D&D should have some kind of maintenance cost. You pay 1 sp (or whatever) per week to eat decent-quality food. Maybe more in expensive or exotic areas. PCs probably typically carry a certain amount of hard rations, and will buy more if they're going on a desert trek. The money hardly means anything, considering a typical combat encounter nets you enough to eat hundreds of meals.

I've seen food be used really well in a game once... Our characters had been stranded on an island for at least 10 days in game terms (while facing horrible zombies and nearly getting killed numerous times), and when we finally got back to civilization (with not one but two starved rescued ship crews with us, plus captured pirates) we pigged out, some of us got drunk, and then (in an even more civilized area) did so at a really expensive restaurant. That time my character got drunk, and other than barring the door to his room took no precautions. But that kind of RPing is rare.


----------



## CapnZapp (Aug 6, 2019)

The simple answer is that most games ignore it completely and that this is okay.

After all, tabletop role-playing games are a group activity. With limited time together. So for most groups, the focus is on having fun and moving the story along.
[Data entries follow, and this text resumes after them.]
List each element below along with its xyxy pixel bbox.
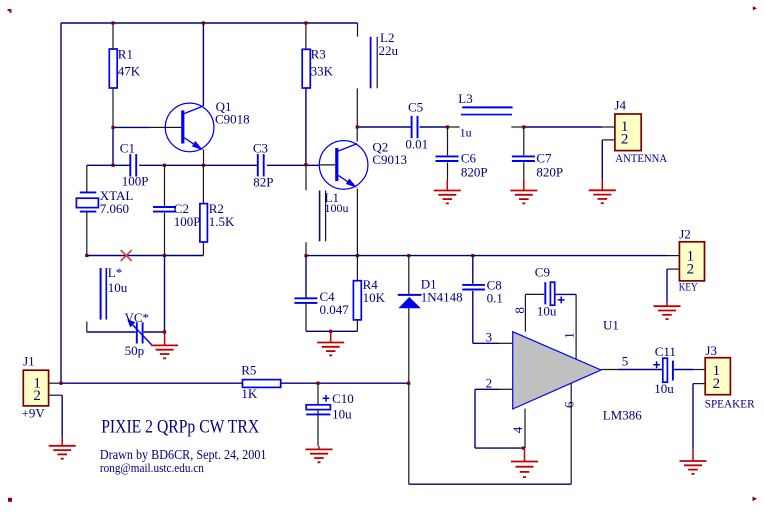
svg-text:5: 5 xyxy=(622,354,629,369)
svg-text:ANTENNA: ANTENNA xyxy=(615,152,668,165)
svg-text:820P: 820P xyxy=(536,164,563,179)
svg-text:8: 8 xyxy=(512,307,527,314)
svg-text:1.5K: 1.5K xyxy=(209,214,235,229)
svg-text:0.047: 0.047 xyxy=(320,302,350,317)
svg-text:C11: C11 xyxy=(655,344,676,359)
svg-text:1N4148: 1N4148 xyxy=(421,290,463,305)
svg-text:3: 3 xyxy=(486,329,493,344)
svg-text:PIXIE 2 QRPp CW TRX: PIXIE 2 QRPp CW TRX xyxy=(101,417,260,437)
svg-text:10u: 10u xyxy=(108,280,128,295)
svg-text:1: 1 xyxy=(562,332,577,339)
svg-text:7.060: 7.060 xyxy=(100,201,129,216)
svg-text:2: 2 xyxy=(486,375,493,390)
svg-text:100P: 100P xyxy=(122,174,149,189)
svg-text:KEY: KEY xyxy=(679,282,698,294)
svg-text:2: 2 xyxy=(687,262,695,278)
svg-text:J3: J3 xyxy=(705,343,717,358)
svg-text:50p: 50p xyxy=(125,343,145,358)
svg-text:U1: U1 xyxy=(603,317,619,332)
svg-text:R3: R3 xyxy=(311,47,326,62)
svg-text:6: 6 xyxy=(561,401,576,408)
svg-text:100P: 100P xyxy=(174,214,201,229)
svg-text:82P: 82P xyxy=(253,175,273,190)
svg-text:C9018: C9018 xyxy=(215,111,250,126)
svg-text:VC*: VC* xyxy=(125,310,150,325)
svg-text:820P: 820P xyxy=(461,164,488,179)
svg-text:33K: 33K xyxy=(311,64,334,79)
svg-text:2: 2 xyxy=(33,388,41,404)
svg-text:J2: J2 xyxy=(679,227,691,242)
svg-text:C9013: C9013 xyxy=(372,152,407,167)
svg-text:rong@mail.ustc.edu.cn: rong@mail.ustc.edu.cn xyxy=(100,460,204,475)
svg-text:100u: 100u xyxy=(325,201,349,215)
svg-text:C10: C10 xyxy=(332,391,354,406)
svg-text:1K: 1K xyxy=(241,386,258,401)
svg-text:47K: 47K xyxy=(118,64,141,79)
svg-text:4: 4 xyxy=(510,426,525,433)
svg-text:10u: 10u xyxy=(537,303,557,318)
svg-text:22u: 22u xyxy=(379,43,399,58)
svg-text:C3: C3 xyxy=(253,140,268,155)
svg-text:SPEAKER: SPEAKER xyxy=(705,397,755,410)
svg-text:0.1: 0.1 xyxy=(487,291,503,306)
svg-text:J1: J1 xyxy=(23,353,35,368)
svg-text:10u: 10u xyxy=(332,407,352,422)
svg-text:2: 2 xyxy=(621,132,629,148)
svg-text:R1: R1 xyxy=(118,47,133,62)
svg-text:10u: 10u xyxy=(654,381,674,396)
svg-text:LM386: LM386 xyxy=(603,408,643,423)
svg-text:C1: C1 xyxy=(120,140,135,155)
svg-text:+9V: +9V xyxy=(22,406,46,421)
svg-text:C9: C9 xyxy=(535,265,550,280)
svg-text:1u: 1u xyxy=(460,125,472,139)
svg-text:C5: C5 xyxy=(408,100,423,115)
svg-text:0.01: 0.01 xyxy=(405,137,428,152)
svg-text:L*: L* xyxy=(108,265,122,280)
svg-text:L3: L3 xyxy=(458,91,472,106)
svg-text:R5: R5 xyxy=(241,363,256,378)
svg-text:10K: 10K xyxy=(363,290,386,305)
svg-text:2: 2 xyxy=(713,376,721,392)
svg-text:J4: J4 xyxy=(614,97,626,112)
As you say yourself, the "simulation" minutae is more appropriate in a single-player experience, when there is no risk of "what interests one might bore another" since you're by yourself.


----------



## Sadras (Aug 6, 2019)

Daily lifestyle expense easily handwaves all the mundane items such as food, drinking, stabling, maintenance/replenishment of clothing and equipment, general entertainment...etc


----------



## amethal (Aug 14, 2019)

Hopefully in the last 7 years the OP has managed to come up with something that works for them.


----------



## The Green Hermit (Aug 14, 2019)

If we are in town, we only role play it if we need to discuss something over a meal, otherwise we just double-check that we paid for it. If we are on the road, we make sure we have enough supplies, but otherwise do the same thing.


----------



## the_redbeard (Aug 15, 2019)

It depends upon what style of play suits you.  I'm running 5e in an old school style with enforced (vastly simplified, but enforced) encumbrance.  I've put food and drink requirements on short and long rests (consumption of rations and water in order to benefit from the rest).  During city or social encounters, this often doesn't come up and it's all handled with lifestyle costs. But in wilderness, travel, or dungeons, it gets important.  How much you bring in supply and equipment limits how long you can stay, how much loot you can bring out, and if you are encumbered or not.  It's an aspect of resource management and planning that isn't part of most people's games anymore.


----------



## Loren Pechtel (Aug 16, 2019)

My approach is that you need to list what you are carrying in food & water in your equipment--realistically only for encumbrance purposes.  I note what people are carrying but ignore it unless they are in a situation where there is no resupply to be had for a period longer than what they are carrying.


----------



## Imaculata (Aug 17, 2019)

I use drinks in my pirate campaign as a means of world building. Whenever the players visit a new region, they may see drinks on the menu named after notorious pirates, and be tempted to give them a try. I use a random alcohol effect listfor when the players fail their con saves, which often results in hilarious bits of roleplaying.


----------